Strengthening Mechanisms and Electrochemical Behavior of Ultrafine-Grained Commercial Pure Copper Fabricated by Accumulative Roll Bonding

Abstract

In this study, the four-cycle accumulative roll bonding (ARB) process at room temperature was successfully used for grain refining in commercial pure copper. Atomic force microscopy (AFM) images revealed that the average grain size reduced from about 26 µm in the unprocessed material to about 180 nm after four cycles of ARB. Also, transmission electron microscopy image indicated that the average grain size reached to 200 nm after four cycles.
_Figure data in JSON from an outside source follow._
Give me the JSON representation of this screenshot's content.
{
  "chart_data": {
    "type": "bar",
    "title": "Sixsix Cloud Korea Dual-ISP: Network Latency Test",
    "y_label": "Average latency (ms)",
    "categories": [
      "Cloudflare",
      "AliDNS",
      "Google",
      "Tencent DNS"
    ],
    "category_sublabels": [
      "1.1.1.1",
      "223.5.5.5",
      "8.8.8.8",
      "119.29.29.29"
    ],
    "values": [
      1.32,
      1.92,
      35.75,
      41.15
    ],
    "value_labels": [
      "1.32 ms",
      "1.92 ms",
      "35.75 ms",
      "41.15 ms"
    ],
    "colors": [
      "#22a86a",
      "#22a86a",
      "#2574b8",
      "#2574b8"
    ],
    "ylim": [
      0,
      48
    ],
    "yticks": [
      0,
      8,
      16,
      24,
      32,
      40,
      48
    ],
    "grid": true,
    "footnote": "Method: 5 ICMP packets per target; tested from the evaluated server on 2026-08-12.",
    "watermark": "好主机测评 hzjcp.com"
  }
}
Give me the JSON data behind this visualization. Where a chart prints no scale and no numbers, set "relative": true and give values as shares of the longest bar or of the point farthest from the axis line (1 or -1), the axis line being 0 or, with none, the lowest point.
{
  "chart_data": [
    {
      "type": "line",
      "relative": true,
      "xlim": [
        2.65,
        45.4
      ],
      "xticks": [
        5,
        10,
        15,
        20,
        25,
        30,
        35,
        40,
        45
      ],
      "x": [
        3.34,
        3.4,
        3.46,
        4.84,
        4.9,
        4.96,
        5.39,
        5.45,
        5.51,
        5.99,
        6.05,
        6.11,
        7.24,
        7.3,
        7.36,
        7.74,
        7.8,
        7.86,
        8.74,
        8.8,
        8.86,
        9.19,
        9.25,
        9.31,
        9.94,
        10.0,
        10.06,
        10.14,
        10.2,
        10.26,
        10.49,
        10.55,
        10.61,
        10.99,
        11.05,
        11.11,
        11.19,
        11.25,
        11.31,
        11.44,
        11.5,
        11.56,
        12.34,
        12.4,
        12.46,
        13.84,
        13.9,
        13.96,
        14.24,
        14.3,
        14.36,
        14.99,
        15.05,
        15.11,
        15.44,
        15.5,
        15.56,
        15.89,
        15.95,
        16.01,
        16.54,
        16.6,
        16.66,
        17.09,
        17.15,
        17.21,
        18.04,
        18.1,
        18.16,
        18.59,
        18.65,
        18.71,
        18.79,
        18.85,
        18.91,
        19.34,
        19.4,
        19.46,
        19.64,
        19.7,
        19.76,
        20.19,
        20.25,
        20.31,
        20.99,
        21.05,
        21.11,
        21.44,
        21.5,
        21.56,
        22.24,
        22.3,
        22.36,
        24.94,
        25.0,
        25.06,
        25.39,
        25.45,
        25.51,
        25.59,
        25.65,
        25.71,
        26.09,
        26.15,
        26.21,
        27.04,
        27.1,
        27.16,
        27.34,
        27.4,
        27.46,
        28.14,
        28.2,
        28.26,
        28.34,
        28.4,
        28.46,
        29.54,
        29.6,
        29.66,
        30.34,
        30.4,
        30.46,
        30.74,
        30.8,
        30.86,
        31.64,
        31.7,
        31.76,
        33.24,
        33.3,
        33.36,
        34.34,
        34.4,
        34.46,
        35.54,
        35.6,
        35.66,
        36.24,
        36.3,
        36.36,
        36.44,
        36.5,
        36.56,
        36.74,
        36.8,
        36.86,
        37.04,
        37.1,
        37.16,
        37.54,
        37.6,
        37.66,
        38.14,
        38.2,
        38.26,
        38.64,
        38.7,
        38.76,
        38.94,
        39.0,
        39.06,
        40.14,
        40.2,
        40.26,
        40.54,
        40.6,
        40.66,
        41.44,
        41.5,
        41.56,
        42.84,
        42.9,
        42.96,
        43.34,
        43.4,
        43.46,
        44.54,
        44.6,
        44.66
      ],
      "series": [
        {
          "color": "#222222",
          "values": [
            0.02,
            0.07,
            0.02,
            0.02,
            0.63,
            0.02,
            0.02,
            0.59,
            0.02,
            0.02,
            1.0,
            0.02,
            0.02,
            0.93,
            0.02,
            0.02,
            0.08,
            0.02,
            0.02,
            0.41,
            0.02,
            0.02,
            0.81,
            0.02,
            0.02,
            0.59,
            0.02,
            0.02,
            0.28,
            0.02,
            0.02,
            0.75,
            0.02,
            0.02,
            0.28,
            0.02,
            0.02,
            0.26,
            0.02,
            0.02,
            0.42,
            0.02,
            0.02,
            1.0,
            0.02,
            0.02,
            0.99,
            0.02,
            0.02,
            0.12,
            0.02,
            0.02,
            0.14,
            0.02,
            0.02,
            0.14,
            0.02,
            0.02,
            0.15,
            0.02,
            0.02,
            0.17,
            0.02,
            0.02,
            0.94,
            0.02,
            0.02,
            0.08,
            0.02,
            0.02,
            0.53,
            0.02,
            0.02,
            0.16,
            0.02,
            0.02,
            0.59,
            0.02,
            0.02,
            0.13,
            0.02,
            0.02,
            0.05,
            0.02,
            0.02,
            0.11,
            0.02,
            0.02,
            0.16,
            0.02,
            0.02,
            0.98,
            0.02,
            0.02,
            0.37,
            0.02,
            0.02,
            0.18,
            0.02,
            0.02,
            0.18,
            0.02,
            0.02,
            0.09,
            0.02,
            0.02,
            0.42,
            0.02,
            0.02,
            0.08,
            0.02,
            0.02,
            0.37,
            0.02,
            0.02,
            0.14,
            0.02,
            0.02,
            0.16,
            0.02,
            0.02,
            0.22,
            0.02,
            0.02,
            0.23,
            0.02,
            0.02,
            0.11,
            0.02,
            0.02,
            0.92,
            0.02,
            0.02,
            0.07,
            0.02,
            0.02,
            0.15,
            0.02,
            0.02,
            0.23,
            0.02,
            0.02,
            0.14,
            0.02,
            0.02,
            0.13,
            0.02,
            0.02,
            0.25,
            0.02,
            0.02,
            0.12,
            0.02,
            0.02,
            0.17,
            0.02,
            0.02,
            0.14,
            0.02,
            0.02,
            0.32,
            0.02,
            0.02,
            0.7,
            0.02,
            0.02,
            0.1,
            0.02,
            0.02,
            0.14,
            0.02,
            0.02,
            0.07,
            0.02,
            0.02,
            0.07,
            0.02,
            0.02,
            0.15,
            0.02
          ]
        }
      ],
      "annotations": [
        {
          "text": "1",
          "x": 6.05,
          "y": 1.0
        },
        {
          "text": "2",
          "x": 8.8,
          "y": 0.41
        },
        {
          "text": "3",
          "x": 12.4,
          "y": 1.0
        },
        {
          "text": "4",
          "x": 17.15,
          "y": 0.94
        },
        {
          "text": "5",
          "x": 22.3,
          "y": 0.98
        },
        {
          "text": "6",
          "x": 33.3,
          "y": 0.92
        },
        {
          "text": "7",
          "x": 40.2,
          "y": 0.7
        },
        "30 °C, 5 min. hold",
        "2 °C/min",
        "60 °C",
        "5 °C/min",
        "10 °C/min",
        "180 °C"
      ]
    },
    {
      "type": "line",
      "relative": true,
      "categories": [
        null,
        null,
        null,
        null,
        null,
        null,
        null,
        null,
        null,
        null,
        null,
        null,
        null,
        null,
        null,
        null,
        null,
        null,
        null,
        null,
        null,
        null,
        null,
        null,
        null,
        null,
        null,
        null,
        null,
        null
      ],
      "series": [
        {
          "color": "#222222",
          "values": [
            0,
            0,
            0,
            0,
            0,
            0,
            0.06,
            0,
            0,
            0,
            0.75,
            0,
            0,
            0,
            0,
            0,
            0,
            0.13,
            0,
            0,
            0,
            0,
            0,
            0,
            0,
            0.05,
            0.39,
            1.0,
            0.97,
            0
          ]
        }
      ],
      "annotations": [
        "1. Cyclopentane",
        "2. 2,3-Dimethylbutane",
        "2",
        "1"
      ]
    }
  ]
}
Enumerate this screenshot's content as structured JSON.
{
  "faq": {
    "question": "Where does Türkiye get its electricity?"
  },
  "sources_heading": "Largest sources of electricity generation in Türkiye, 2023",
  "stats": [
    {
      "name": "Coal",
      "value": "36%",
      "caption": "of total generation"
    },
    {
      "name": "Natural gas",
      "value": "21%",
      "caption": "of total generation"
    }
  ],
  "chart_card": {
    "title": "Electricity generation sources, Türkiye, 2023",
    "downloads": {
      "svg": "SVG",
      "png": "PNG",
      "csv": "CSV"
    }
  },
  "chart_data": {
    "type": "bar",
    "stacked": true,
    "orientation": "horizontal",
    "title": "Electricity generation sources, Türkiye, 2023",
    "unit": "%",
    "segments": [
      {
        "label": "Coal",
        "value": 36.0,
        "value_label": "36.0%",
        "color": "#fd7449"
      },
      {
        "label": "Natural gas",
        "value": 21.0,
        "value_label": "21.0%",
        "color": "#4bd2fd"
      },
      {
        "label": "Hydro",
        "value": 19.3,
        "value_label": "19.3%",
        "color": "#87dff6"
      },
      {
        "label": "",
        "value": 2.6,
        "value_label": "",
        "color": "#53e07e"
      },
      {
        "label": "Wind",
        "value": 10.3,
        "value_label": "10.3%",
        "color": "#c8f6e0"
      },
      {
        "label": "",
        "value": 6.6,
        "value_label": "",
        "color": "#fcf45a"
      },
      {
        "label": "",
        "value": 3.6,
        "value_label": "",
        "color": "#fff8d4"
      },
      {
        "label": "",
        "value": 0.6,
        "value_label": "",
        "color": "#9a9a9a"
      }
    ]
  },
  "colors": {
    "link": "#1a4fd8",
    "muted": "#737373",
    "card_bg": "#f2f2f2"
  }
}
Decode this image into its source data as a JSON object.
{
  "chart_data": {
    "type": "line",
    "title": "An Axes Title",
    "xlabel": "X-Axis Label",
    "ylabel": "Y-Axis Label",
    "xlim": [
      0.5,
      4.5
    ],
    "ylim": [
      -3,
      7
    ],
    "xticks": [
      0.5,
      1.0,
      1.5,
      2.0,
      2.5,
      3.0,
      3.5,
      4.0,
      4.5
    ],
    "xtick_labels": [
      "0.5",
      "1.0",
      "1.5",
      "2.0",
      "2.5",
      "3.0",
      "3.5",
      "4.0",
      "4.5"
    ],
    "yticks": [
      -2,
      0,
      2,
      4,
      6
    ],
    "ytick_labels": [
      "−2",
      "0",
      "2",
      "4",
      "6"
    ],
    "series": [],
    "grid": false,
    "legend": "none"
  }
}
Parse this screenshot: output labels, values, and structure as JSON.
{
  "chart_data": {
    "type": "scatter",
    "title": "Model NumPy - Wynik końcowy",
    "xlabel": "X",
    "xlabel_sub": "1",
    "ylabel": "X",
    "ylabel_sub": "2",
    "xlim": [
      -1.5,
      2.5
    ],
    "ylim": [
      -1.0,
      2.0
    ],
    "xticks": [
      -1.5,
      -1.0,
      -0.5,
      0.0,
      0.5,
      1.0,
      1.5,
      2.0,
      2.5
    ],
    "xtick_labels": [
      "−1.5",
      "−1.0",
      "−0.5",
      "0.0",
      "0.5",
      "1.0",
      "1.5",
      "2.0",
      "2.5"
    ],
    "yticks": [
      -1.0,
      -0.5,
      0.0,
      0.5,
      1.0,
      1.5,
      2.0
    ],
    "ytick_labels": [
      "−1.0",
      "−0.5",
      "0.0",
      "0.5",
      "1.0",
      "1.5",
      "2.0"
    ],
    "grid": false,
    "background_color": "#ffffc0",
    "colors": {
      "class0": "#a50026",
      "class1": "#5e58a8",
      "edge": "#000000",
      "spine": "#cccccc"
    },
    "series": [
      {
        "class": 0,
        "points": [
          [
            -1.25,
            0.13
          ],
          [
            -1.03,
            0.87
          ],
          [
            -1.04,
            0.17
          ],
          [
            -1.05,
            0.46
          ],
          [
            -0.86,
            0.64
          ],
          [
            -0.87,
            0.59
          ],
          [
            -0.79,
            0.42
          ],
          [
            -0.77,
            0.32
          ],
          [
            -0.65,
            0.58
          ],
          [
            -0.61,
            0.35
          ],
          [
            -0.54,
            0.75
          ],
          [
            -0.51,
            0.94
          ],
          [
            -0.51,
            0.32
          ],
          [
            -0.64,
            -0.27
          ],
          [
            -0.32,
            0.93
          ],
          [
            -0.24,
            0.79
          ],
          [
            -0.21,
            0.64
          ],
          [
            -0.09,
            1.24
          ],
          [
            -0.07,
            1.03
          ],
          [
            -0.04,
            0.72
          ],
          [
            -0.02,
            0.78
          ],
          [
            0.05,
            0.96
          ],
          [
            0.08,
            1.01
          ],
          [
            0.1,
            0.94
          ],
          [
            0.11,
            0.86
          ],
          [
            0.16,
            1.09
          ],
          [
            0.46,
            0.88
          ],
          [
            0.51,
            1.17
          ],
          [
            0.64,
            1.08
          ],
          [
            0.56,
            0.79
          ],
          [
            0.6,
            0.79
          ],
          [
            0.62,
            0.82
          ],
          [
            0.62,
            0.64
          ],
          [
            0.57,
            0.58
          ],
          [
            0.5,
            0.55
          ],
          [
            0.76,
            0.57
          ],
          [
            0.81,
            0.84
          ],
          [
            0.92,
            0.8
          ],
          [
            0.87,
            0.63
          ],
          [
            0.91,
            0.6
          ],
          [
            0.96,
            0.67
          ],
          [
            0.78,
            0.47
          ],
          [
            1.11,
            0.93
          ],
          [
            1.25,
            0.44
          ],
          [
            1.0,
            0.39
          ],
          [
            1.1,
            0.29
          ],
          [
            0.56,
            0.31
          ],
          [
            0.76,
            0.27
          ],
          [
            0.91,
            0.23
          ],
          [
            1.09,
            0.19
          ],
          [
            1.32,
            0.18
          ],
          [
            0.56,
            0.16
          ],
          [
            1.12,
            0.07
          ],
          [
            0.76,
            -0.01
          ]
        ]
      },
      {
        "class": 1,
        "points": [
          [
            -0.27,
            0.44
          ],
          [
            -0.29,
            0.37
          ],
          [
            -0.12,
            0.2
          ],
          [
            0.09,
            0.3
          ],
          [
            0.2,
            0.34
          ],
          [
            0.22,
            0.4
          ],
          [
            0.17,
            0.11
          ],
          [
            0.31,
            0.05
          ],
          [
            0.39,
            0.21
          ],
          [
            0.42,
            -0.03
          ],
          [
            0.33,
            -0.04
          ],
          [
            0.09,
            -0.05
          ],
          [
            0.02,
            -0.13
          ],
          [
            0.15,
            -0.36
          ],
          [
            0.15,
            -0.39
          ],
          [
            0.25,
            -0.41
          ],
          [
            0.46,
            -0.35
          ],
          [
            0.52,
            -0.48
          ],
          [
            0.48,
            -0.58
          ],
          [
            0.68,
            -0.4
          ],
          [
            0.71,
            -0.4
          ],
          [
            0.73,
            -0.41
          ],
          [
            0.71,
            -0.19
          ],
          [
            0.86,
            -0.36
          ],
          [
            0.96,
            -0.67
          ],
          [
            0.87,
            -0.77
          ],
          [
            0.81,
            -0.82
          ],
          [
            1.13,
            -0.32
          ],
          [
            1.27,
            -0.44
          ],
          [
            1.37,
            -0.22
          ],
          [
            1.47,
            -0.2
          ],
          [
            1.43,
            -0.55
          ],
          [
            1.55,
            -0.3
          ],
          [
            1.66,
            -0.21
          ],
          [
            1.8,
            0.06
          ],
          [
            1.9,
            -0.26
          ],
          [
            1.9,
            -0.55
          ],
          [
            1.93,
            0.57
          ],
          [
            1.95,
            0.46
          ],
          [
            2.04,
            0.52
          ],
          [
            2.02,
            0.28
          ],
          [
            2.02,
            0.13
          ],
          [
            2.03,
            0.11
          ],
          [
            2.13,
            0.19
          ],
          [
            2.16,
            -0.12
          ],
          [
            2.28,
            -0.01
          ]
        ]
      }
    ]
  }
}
The yield strength of the ultrafine-grained pure copper after fourth cycle (360 MPa) was about 400 pct higher than that of the annealed unprocessed sample (70 MPa). The contribution of dislocations in strengthening of the pure copper decreased from ~30 to ~3 pct whit increasing the number of ARB cycles from 1 to 4. Scanning electron microscopy micrographs of fractured surfaces of the tensile test specimens revealed that ductile fracture of annealed sample with deep equiaxed dimples replaced by shear ductile rupture with shallow and small elongated dimples in ARB-processed samples. Moreover, electrochemical impedance spectroscopy and Mott–Schottky analysis showed that the electrochemical behavior improved by increasing the number of ARB cycle.